Send signal to widget by calling appropriate triggers.

  • input (str) –

  • value (Object) –

  • id (int) – channel id, used for inputs with flag Multiple

  • widget (Optional[OWBaseWidget]) – widget to send signal to. If not set, self.widget is used

  • wait (int) – The amount of time to wait for the widget to complete.

send_signals(signals, *args, widget=None, wait=- 1)[source]

Send signals to widget by calling appropriate triggers. After all the signals are send, widget’s handleNewSignals() in invoked.

  • signals (list of (str, Object)) –

  • widget (Optional[OWBaseWidget]) – widget to send signals to.
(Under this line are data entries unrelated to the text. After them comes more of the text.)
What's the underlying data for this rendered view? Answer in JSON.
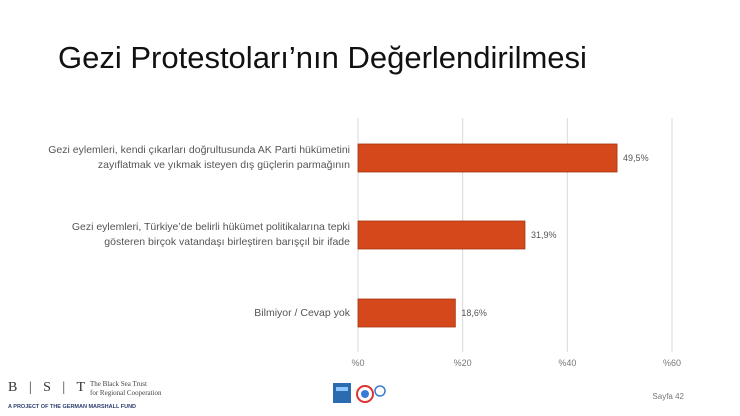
{
  "title": "Gezi Protestoları’nın Değerlendirilmesi",
  "chart_data": {
    "type": "bar",
    "orientation": "horizontal",
    "categories": [
      "Gezi eylemleri, kendi çıkarları doğrultusunda AK Parti hükümetini zayıflatmak ve yıkmak isteyen dış güçlerin parmağının",
      "Gezi eylemleri, Türkiye’de belirli hükümet politikalarına tepki gösteren birçok vatandaşı birleştiren barışçıl bir ifade",
      "Bilmiyor / Cevap yok"
    ],
    "category_lines": [
      [
        "Gezi eylemleri, kendi çıkarları doğrultusunda AK Parti hükümetini",
        "zayıflatmak ve yıkmak isteyen dış güçlerin parmağının"
      ],
      [
        "Gezi eylemleri, Türkiye’de belirli hükümet politikalarına tepki",
        "gösteren birçok vatandaşı birleştiren barışçıl bir ifade"
      ],
      [
        "Bilmiyor / Cevap yok"
      ]
    ],
    "values": [
      49.5,
      31.9,
      18.6
    ],
    "data_labels": [
      "49,5%",
      "31,9%",
      "18,6%"
    ],
    "xlim": [
      0,
      60
    ],
    "xticks": [
      0,
      20,
      40,
      60
    ],
    "xtick_labels": [
      "%0",
      "%20",
      "%40",
      "%60"
    ],
    "grid": true,
    "colors": {
      "bar": "#d4481b",
      "bar_stroke": "#a8340f",
      "grid": "#d9d9d9"
    }
  },
  "footer": {
    "org_logo": "B | S | T",
    "org_name_line1": "The Black Sea Trust",
    "org_name_line2": "for Regional Cooperation",
    "org_tagline": "A PROJECT OF THE GERMAN MARSHALL FUND",
    "page": "Sayfa 42"
  }
}
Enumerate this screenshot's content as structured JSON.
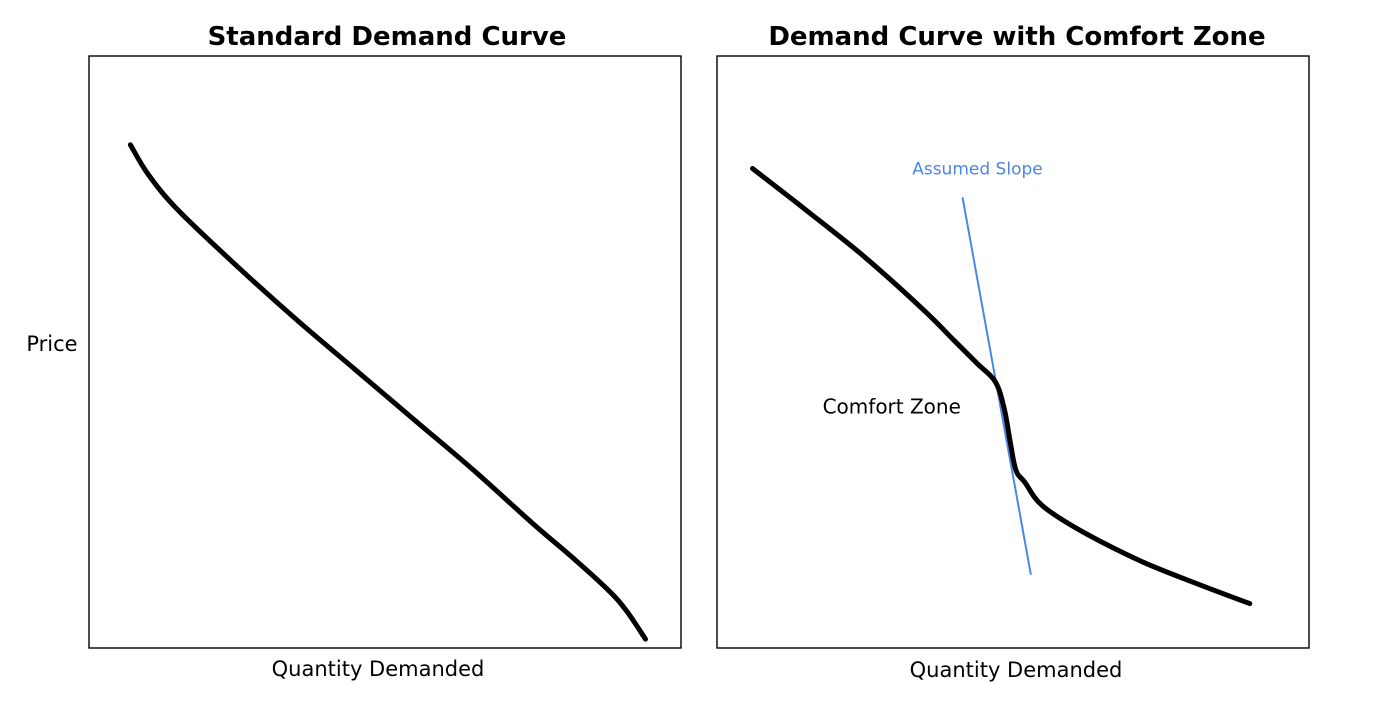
{
  "chart_data": [
    {
      "type": "line",
      "title": "Standard Demand Curve",
      "xlabel": "Quantity Demanded",
      "ylabel": "Price",
      "xlim": [
        0,
        100
      ],
      "ylim": [
        0,
        100
      ],
      "grid": false,
      "series": [
        {
          "x": [
            7,
            10,
            15,
            25,
            35,
            45,
            55,
            65,
            75,
            82,
            88,
            91,
            94
          ],
          "y": [
            85,
            80,
            74,
            64.5,
            55.5,
            47,
            38.5,
            30,
            21,
            15,
            9.5,
            6,
            1.5
          ]
        }
      ]
    },
    {
      "type": "line",
      "title": "Demand Curve with Comfort Zone",
      "xlabel": "Quantity Demanded",
      "ylabel": "",
      "xlim": [
        0,
        100
      ],
      "ylim": [
        0,
        100
      ],
      "grid": false,
      "series": [
        {
          "x": [
            6,
            15,
            25,
            35,
            40,
            44,
            47,
            48.5,
            49.5,
            50.5,
            52,
            55,
            62,
            72,
            82,
            90
          ],
          "y": [
            81,
            74,
            66,
            57,
            52,
            48,
            45,
            40.5,
            35,
            30,
            28,
            24,
            19.5,
            14.5,
            10.5,
            7.5
          ]
        },
        {
          "x": [
            41.5,
            53
          ],
          "y": [
            76,
            12.5
          ]
        }
      ],
      "annotations": [
        {
          "text": "Assumed Slope",
          "x": 44,
          "y": 80,
          "color": "#4a86e8"
        },
        {
          "text": "Comfort Zone",
          "x": 30,
          "y": 41,
          "color": "#000000"
        }
      ]
    }
  ]
}
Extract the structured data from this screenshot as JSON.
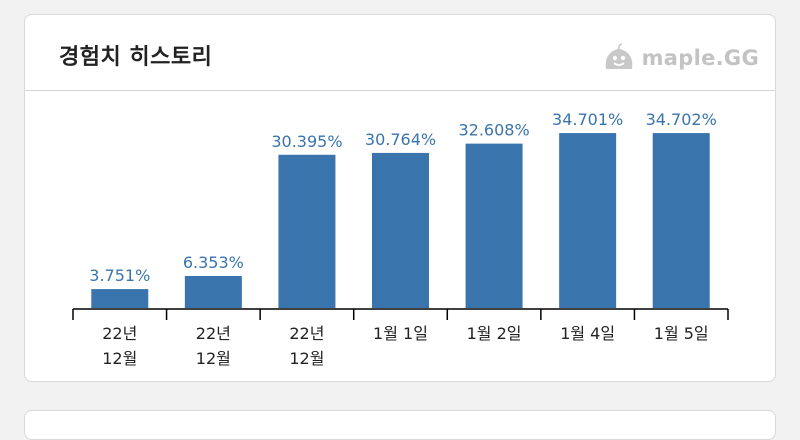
{
  "header": {
    "title": "경험치 히스토리",
    "brand": {
      "text": "maple.GG",
      "icon": "slime-mascot-icon",
      "color": "#c3c3c3"
    }
  },
  "chart_data": {
    "type": "bar",
    "categories": [
      [
        "22년",
        "12월"
      ],
      [
        "22년",
        "12월"
      ],
      [
        "22년",
        "12월"
      ],
      [
        "1월 1일"
      ],
      [
        "1월 2일"
      ],
      [
        "1월 4일"
      ],
      [
        "1월 5일"
      ]
    ],
    "values": [
      3.751,
      6.353,
      30.395,
      30.764,
      32.608,
      34.701,
      34.702
    ],
    "labels": [
      "3.751%",
      "6.353%",
      "30.395%",
      "30.764%",
      "32.608%",
      "34.701%",
      "34.702%"
    ],
    "unit": "%",
    "ylim": [
      0,
      36.7
    ],
    "bar_color": "#3a74ad",
    "label_color": "#3a74ad",
    "grid": false
  }
}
If not set, self.widget is used

  • wait (int) – The amount of time to wait for the widget to complete.

wait_until_stop_blocking(widget=None, wait=5000)[source]

Wait until the widget stops blocking i.e. finishes computation.

  • widget (Optional[OWBaseWidget]) – widget to send signal to. If not set, self.widget is used

  • wait (int) – The amount of time to wait for the widget to complete.

wait_until_finished(widget: Optional[orangewidget.widget.OWBaseWidget] = None, timeout=5000) None[source]

Wait until the widget finishes computation.

The widget is considered finished once all its outputs are valid.

  • widget (Optional[OWBaseWidget]) – widget to send signal to. If not set, self.widget is used

  • timeout (int) – The amount of time to wait for the widget to complete.

commit_and_wait(widget=None, wait=5000)[source]

Unconditional commit and wait until finished.

  • widget (Optional[OWBaseWidget]) – widget to send signal to. If not set, self.widget is used

  • wait (int) – The amount of time to wait for the widget to complete.

get_output(output=None, widget=None, wait=5000)[source]

Return the last output that has been sent from the widget.

  • output_name (str) –

  • widget (Optional[OWBaseWidget]) – widget whose output is returned. If not set, self.widget is used

  • wait (int) – The amount of time (in milliseconds) to wait for widget to complete.


Return type

The last sent value of given output or None if nothing has been sent.


Context that simulates pressed modifiers

Since QTest.keypress requries pressing some key, we simulate pressing “BassBoost” that looks exotic enough to not meddle with anything.


Test whether widget error, warning and info messages are derived from its (direct) parent message classes.